Regardless of who was at Fault in the Accident, I Still Have to Pay the Deductible Indicated on my Car Insurance Contract
44% of drivers believe that they will always have to pay the deductible specified in their policy, regardless of how the claim produced itself.
In reality, the insurer takes fault into account. In most cases, fault is determined based on the Direct Compensation Agreement (DCA) containing the various accident scenarios.
Under this framework, in the case of a not-at-fault collision, the insurer will compensate you even if you have no coverage for the collision and without you having to pay a deductible.
Conversely, if you are at fault for the accident, you will be compensated only if your policy covers the collision and you will have to pay the deductible; these restrictions will also apply if the Direct Compensation Agreement does not apply (for example, if the other vehicle involved in the accident is registered outside Quebec or if the third party does not have insurance).
I'm not Insured for Collisions, so There's No Point in Reporting Because I won't be Compensated
42% of drivers are unaware that their insurer considers their fault in a collision when determining how to compensate them. Worse, 69% do not know that their auto insurance policy covers them for a not-at-fault collision, even if they do not have coverage for damage to their vehicle!

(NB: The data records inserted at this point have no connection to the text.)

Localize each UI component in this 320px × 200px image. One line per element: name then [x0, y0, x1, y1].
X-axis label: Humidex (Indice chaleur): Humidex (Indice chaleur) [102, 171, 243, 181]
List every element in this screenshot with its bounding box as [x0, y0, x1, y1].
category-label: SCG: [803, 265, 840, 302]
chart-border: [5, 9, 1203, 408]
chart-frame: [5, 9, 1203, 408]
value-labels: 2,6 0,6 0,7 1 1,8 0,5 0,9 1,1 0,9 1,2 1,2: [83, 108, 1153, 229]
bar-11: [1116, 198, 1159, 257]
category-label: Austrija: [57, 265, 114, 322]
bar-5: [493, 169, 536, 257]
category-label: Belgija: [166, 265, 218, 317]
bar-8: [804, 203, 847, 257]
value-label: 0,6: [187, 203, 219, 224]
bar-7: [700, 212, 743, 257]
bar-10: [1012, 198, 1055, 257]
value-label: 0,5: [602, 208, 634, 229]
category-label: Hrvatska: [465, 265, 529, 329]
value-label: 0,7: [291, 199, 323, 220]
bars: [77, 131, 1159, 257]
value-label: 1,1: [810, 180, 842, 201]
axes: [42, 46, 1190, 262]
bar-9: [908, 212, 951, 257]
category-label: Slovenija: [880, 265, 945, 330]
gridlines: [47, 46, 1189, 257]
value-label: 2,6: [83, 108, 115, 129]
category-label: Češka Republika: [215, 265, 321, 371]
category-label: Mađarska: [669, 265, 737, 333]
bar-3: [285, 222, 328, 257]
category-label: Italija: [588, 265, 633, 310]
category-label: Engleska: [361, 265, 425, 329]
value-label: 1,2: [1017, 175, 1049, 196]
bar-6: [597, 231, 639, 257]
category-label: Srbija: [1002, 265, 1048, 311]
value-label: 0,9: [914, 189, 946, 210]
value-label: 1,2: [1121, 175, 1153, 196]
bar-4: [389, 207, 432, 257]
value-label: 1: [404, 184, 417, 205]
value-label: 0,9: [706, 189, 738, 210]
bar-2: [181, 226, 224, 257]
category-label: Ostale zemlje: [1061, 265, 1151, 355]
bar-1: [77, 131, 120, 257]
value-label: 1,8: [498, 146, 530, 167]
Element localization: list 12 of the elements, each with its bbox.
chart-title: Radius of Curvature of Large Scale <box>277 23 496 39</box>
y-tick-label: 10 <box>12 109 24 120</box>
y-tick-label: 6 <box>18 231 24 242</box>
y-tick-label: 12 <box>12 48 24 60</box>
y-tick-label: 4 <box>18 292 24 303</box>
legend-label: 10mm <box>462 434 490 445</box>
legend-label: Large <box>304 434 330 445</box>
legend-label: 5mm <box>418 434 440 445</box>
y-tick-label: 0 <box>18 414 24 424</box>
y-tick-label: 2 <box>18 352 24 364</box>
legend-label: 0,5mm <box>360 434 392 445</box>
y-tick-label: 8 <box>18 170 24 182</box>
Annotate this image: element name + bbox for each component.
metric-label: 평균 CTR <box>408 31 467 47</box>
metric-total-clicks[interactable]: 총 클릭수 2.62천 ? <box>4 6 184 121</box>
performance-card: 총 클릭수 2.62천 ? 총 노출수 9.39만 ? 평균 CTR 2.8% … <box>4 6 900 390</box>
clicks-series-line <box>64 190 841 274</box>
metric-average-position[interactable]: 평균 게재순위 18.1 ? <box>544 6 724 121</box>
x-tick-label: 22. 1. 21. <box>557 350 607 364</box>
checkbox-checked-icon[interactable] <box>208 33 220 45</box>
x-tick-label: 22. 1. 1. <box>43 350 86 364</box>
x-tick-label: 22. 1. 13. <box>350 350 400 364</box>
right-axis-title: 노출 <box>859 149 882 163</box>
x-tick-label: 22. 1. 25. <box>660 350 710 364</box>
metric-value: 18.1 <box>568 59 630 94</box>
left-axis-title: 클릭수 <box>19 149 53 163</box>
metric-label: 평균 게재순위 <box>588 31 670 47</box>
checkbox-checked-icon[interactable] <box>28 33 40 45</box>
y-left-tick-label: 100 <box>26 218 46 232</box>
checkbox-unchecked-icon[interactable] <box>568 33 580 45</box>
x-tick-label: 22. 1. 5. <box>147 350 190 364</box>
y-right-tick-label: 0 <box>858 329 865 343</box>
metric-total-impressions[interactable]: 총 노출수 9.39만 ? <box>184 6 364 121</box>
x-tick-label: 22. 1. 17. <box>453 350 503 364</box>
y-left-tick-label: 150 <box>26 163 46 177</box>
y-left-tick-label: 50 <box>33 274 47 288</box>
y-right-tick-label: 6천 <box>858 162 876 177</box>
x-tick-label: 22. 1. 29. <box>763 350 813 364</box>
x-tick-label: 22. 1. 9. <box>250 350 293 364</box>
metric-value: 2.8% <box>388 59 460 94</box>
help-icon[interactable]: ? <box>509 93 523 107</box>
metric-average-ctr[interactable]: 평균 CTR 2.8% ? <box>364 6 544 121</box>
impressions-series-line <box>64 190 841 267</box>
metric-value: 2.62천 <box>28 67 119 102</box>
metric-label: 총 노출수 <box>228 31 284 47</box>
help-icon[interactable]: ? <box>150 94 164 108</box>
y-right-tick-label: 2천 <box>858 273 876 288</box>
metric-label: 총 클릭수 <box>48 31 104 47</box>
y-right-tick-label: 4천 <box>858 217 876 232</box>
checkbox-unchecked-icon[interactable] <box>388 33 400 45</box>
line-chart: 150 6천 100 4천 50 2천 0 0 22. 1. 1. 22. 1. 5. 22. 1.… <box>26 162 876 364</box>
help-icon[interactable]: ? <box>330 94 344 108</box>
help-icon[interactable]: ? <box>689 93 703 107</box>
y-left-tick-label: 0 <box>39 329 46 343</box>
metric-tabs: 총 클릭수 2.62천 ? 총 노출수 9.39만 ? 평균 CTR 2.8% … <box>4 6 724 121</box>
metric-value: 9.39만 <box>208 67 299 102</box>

However, if the insured is not at fault, the insurer will compensate them for all the material damage to their car even if they are not insured for the collision; whereas if the insured is at fault for the damage, the insurer will compensate them based on the coverage provided in their contract only.
However, the "no fault" rule has applied to bodily injuries since 1978: in the case of physical injuries, you are compensated by the SAAQ regardless of your fault, even if the accident occurred outside Quebec.